E’ un giorno di pioggia. Uno dei tanti. Scosto la tenda per sbirciare fuori: i rami del cespuglio piegati sotto il peso dell’acqua, le piantine, nei vasi ricoverati sotto il nespolo, stiracchiate da folate di un vento disordinato, le tartarughe da giorni ormai al riparo sotto terra  e la betulla, in fondo al giardino che mostra i suoi rami spogli ogni minuto di più.

Ma proprio quando sembra che tutto sia perduto, da quei rami, domani, spunteranno nuovi germogli teneri e tenaci insieme, forieri di giorni tiepidi, luminosi e carichi di speranza.

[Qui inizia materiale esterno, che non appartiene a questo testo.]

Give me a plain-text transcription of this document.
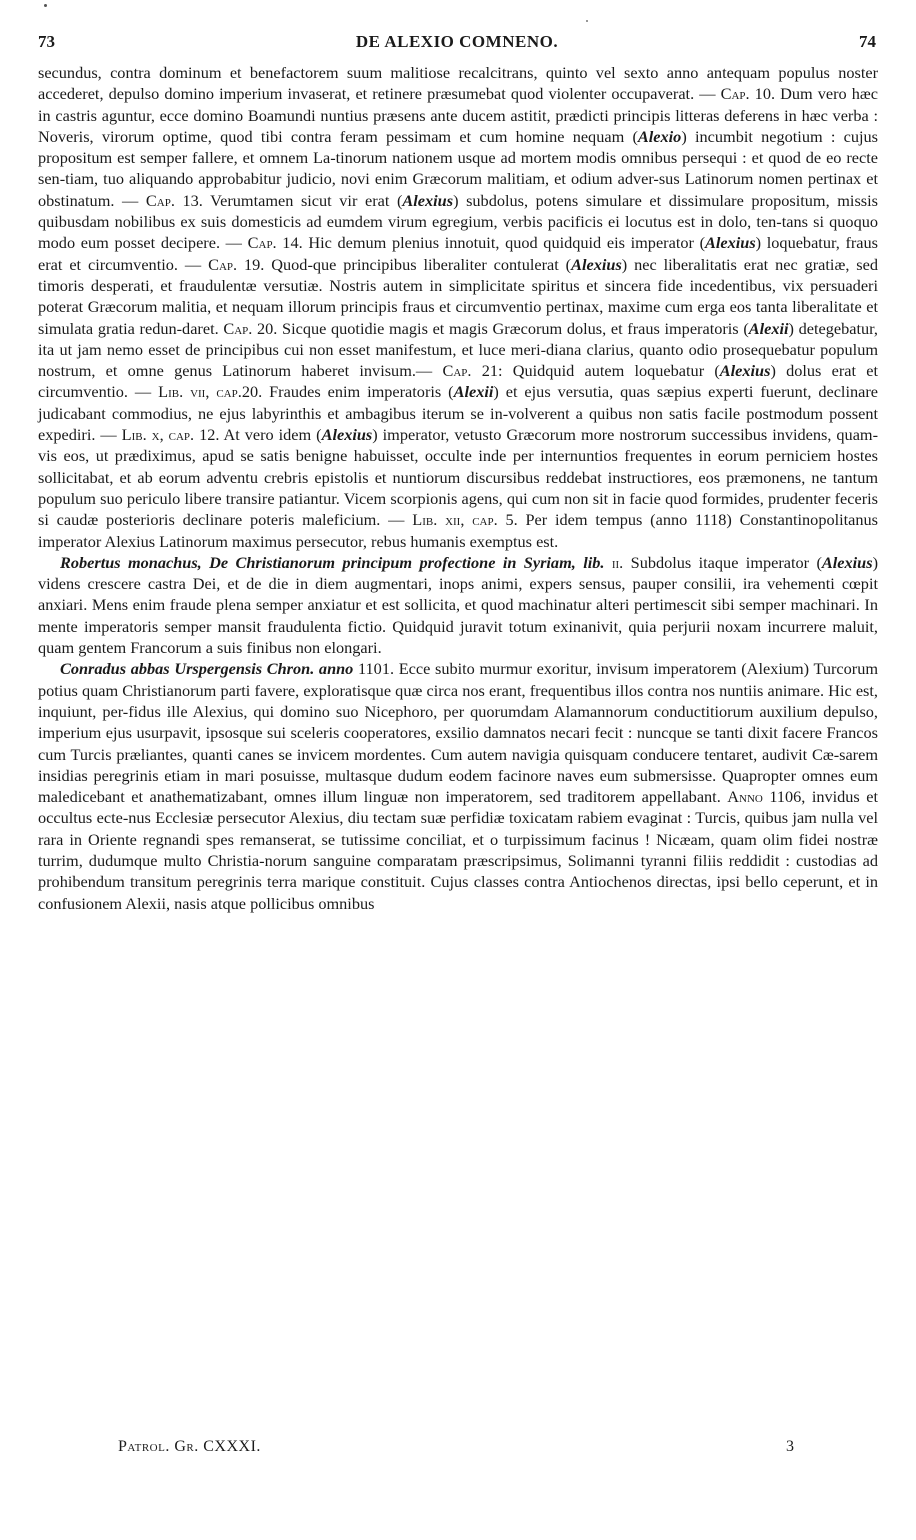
73	DE ALEXIO COMNENO.	74

secundus, contra dominum et benefactorem suum malitiose recalcitrans, quinto vel sexto anno antequam populus noster accederet, depulso domino imperium invaserat, et retinere præsumebat quod violenter occupaverat. — Cap. 10. Dum vero hæc in castris aguntur, ecce domino Boamundi nuntius præsens ante ducem astitit, prædicti principis litteras deferens in hæc verba : Noveris, virorum optime, quod tibi contra feram pessimam et cum homine nequam (Alexio) incumbit negotium : cujus propositum est semper fallere, et omnem La-tinorum nationem usque ad mortem modis omnibus persequi : et quod de eo recte sen-tiam, tuo aliquando approbabitur judicio, novi enim Græcorum malitiam, et odium adver-sus Latinorum nomen pertinax et obstinatum. — Cap. 13. Verumtamen sicut vir erat (Alexius) subdolus, potens simulare et dissimulare propositum, missis quibusdam nobilibus ex suis domesticis ad eumdem virum egregium, verbis pacificis ei locutus est in dolo, ten-tans si quoquo modo eum posset decipere. — Cap. 14. Hic demum plenius innotuit, quod quidquid eis imperator (Alexius) loquebatur, fraus erat et circumventio. — Cap. 19. Quod-que principibus liberaliter contulerat (Alexius) nec liberalitatis erat nec gratiæ, sed timoris desperati, et fraudulentæ versutiæ. Nostris autem in simplicitate spiritus et sincera fide incedentibus, vix persuaderi poterat Græcorum malitia, et nequam illorum principis fraus et circumventio pertinax, maxime cum erga eos tanta liberalitate et simulata gratia redun-daret. Cap. 20. Sicque quotidie magis et magis Græcorum dolus, et fraus imperatoris (Alexii) detegebatur, ita ut jam nemo esset de principibus cui non esset manifestum, et luce meri-diana clarius, quanto odio prosequebatur populum nostrum, et omne genus Latinorum haberet invisum.— Cap. 21: Quidquid autem loquebatur (Alexius) dolus erat et circumventio. — Lib. vii, cap.20. Fraudes enim imperatoris (Alexii) et ejus versutia, quas sæpius experti fuerunt, declinare judicabant commodius, ne ejus labyrinthis et ambagibus iterum se in-volverent a quibus non satis facile postmodum possent expediri. — Lib. x, cap. 12. At vero idem (Alexius) imperator, vetusto Græcorum more nostrorum successibus invidens, quam-vis eos, ut prædiximus, apud se satis benigne habuisset, occulte inde per internuntios frequentes in eorum perniciem hostes sollicitabat, et ab eorum adventu crebris epistolis et nuntiorum discursibus reddebat instructiores, eos præmonens, ne tantum populum suo periculo libere transire patiantur. Vicem scorpionis agens, qui cum non sit in facie quod formides, prudenter feceris si caudæ posterioris declinare poteris maleficium. — Lib. xii, cap. 5. Per idem tempus (anno 1118) Constantinopolitanus imperator Alexius Latinorum maximus persecutor, rebus humanis exemptus est.

Robertus monachus, De Christianorum principum profectione in Syriam, lib. ii. Subdolus itaque imperator (Alexius) videns crescere castra Dei, et de die in diem augmentari, inops animi, expers sensus, pauper consilii, ira vehementi cœpit anxiari. Mens enim fraude plena semper anxiatur et est sollicita, et quod machinatur alteri pertimescit sibi semper machinari. In mente imperatoris semper mansit fraudulenta fictio. Quidquid juravit totum exinanivit, quia perjurii noxam incurrere maluit, quam gentem Francorum a suis finibus non elongari.

Conradus abbas Urspergensis Chron. anno 1101. Ecce subito murmur exoritur, invisum imperatorem (Alexium) Turcorum potius quam Christianorum parti favere, exploratisque quæ circa nos erant, frequentibus illos contra nos nuntiis animare. Hic est, inquiunt, per-fidus ille Alexius, qui domino suo Nicephoro, per quorumdam Alamannorum conductitiorum auxilium depulso, imperium ejus usurpavit, ipsosque sui sceleris cooperatores, exsilio damnatos necari fecit : nuncque se tanti dixit facere Francos cum Turcis præliantes, quanti canes se invicem mordentes. Cum autem navigia quisquam conducere tentaret, audivit Cæ-sarem insidias peregrinis etiam in mari posuisse, multasque dudum eodem facinore naves eum submersisse. Quapropter omnes eum maledicebant et anathematizabant, omnes illum linguæ non imperatorem, sed traditorem appellabant. Anno 1106, invidus et occultus ecte-nus Ecclesiæ persecutor Alexius, diu tectam suæ perfidiæ toxicatam rabiem evaginat : Turcis, quibus jam nulla vel rara in Oriente regnandi spes remanserat, se tutissime conciliat, et o turpissimum facinus ! Nicæam, quam olim fidei nostræ turrim, dudumque multo Christia-norum sanguine comparatam præscripsimus, Solimanni tyranni filiis reddidit : custodias ad prohibendum transitum peregrinis terra marique constituit. Cujus classes contra Antiochenos directas, ipsi bello ceperunt, et in confusionem Alexii, nasis atque pollicibus omnibus

Patrol. Gr. CXXXI.	3
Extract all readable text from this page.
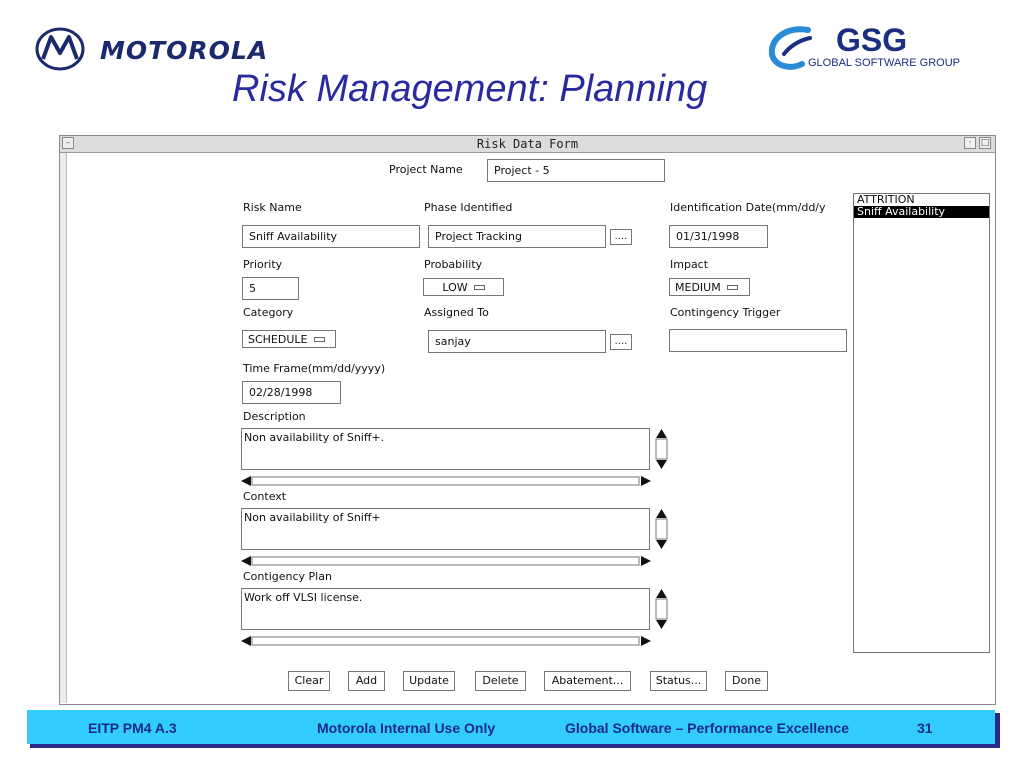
MOTOROLA	GSG
GLOBAL SOFTWARE GROUP
Risk Management: Planning
–	Risk Data Form	·	□
Project Name	Project - 5
Risk Name	Phase Identified	Identification Date(mm/dd/y
Sniff Availability	Project Tracking	....	01/31/1998
Priority	Probability	Impact
5	LOW	MEDIUM
Category	Assigned To	Contingency Trigger
SCHEDULE	sanjay	....
Time Frame(mm/dd/yyyy)
02/28/1998
Description
Non availability of Sniff+.
Context
Non availability of Sniff+
Contigency Plan
Work off VLSI license.
ATTRITION
Sniff Availability
Clear	Add	Update	Delete	Abatement...	Status...	Done
EITP PM4 A.3	Motorola Internal Use Only	Global Software – Performance Excellence	31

La natura parla in un linguaggio che bisognerebbe sapere ascoltare con rispetto, e ci sussurra di un filo sottile che non va spezzato. Mai.

Stella

L’autunno porta con sé molto, non solo pioggia; comignoli fumanti sui tetti delle case per esempio, con quell’odore inconfondibile di legna umida che tenta di ardere nei camini mentre ti prepari un caffè e cerchi di raccogliere le idee, stivaletti di gomma colorata che giocano con le pozzanghere in attesa del pullmino giallo della scuola, muschio di un verde intenso ai piedi e sul tronco delle magnolie per indicare che lì il sole non batte mai, bacche rosse che, raccolte in scenografici grappoli, coloreranno presto un angolo della casa e infine, un pacchetto inaspettato, appeso al cancello, con dentro dei frutti di melograno appena colti. Lo prendo come un augurio e un messaggio di buona speranza.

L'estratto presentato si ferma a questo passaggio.